Le voyage jusqu'à Aldawminu avait été long et fastidieux, mais surtout infructueux. Lorsqu'il s'était enfin autorisé à s'effondrer aux portes du village, cela n'avait seulement été que pour apprendre que sa famille et celles de ses deux amis avaient été escortées vers la capitale par la garde royale. La surprise l'avait pratiquement assommé, et ce ne fut que trois jours plus tard, après un peu de repos et quelque chose dans l'estomac, qu'il avait pu entendre toute l'histoire. Par le plus grand des miracles, Heba avait été recueillie par le pharaon lui-même au palais, et leurs abominables ravisseurs avaient été sévèrement jugés pour leurs crimes. Tous les esclaves qui n'avaient pas encore été vendus avaient pu bénéficier d'un court séjour dans une des auberges de la ville afin de récupérer avant d'être reconduits dans leur village d'origine.

Jouno s'était un moment senti soulagé à cette nouvelle avant que la culpabilité ne le ronge de nouveau. Bien sûr, Heba était en sécurité, mais Teana était toujours portée disparue. Et apparemment, les tentatives du pharaon pour la retrouver n'avaient pas non plus donné de résultats.

Le jeune homme n'était pas resté longtemps après ces révélations et était immédiatement reparti vers Khemet. Il avait d'abord eu l'idée de se rendre au palais afin de rassurer sa mère et lui faire savoir qu'il allait bien, que les recherches à son sujet pouvaient cesser, mais l'envie de retrouver Teana s'était révélée plus forte et il avait fi de toute tentative de revoir sa famille, cherchant plutôt des indices sur l'endroit où son maître aurait pu l'emmener.

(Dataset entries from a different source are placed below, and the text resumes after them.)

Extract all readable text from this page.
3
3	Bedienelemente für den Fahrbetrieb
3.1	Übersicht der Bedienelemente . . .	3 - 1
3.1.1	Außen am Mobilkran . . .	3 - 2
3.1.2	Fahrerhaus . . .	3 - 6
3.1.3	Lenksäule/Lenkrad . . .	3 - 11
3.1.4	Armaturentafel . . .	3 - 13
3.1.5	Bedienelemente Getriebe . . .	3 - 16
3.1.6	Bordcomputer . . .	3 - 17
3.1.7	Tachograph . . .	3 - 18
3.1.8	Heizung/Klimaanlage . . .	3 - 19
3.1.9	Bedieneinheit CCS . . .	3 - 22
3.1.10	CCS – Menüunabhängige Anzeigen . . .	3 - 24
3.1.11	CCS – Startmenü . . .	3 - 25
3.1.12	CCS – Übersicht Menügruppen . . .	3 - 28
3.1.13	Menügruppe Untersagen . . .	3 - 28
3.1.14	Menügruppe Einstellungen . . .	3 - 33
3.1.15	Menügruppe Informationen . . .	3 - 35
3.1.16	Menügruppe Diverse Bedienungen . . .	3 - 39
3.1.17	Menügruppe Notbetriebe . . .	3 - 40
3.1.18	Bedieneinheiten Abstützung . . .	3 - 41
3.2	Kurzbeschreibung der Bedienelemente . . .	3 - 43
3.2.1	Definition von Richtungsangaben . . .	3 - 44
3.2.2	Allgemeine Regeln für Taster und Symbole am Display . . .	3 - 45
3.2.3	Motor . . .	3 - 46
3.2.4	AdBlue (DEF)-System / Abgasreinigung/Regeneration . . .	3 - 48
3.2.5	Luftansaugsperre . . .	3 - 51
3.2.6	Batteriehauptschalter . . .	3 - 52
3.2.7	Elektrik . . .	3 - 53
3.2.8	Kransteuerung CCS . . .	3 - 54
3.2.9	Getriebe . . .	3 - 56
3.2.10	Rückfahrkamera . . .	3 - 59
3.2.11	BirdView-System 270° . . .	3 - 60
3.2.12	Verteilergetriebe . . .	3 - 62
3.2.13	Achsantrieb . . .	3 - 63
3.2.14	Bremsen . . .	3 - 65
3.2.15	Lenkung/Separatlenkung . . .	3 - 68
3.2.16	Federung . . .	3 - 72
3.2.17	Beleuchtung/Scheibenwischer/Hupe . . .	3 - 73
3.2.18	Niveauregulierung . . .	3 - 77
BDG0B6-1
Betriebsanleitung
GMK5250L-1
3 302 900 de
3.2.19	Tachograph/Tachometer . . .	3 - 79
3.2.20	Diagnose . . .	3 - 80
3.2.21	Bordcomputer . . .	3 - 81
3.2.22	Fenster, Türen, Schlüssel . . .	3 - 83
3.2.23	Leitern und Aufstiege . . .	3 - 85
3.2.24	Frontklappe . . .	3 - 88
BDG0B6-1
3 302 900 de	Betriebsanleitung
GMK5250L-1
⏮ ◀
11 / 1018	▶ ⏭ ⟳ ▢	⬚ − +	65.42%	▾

Si c'type s'est pas déjà débarrassé d'elle, elle passe p't-être ses journées à servir des ivrognes dans un bar, ou à faire des corvées pour une riche famille.

L'inquiétude le poussait à se surpasser plus que de raison, d'autant plus que le souvenir de son triste état avant qu'elle ne disparaisse revenait régulièrement le hanter…

Mais sous ce ciel sombre emplit de diamants blancs, même Thot ne brillait pas assez pour le réconforter. Plus le temps passait, plus la honte le submergeait. Nul doute que le jour où son cœur serait jugé, le poids de sa conscience sera plus lourd que celui de la plume. Il avait tant fait, mais ses efforts ne semblaient pas récompensés. Au fond, pourtant, il savait. Son amie était perdue… Il ne pouvait décemment pas parcourir tout le pays pour elle, encore moins avec cette guerre qui faisait rage. Il ne pouvait que s'en remettre aux dieux. S'il devait un jour revoir la jeune femme, ce serait par la grâce d'Isis.

En attendant, la seule chose raisonnable qui lui restait à faire était de retrouver sa mère et de serrer Heba dans ses bras. Au moins, lui était là, et c'était encore la seule chose qui arrivait à le faire tenir.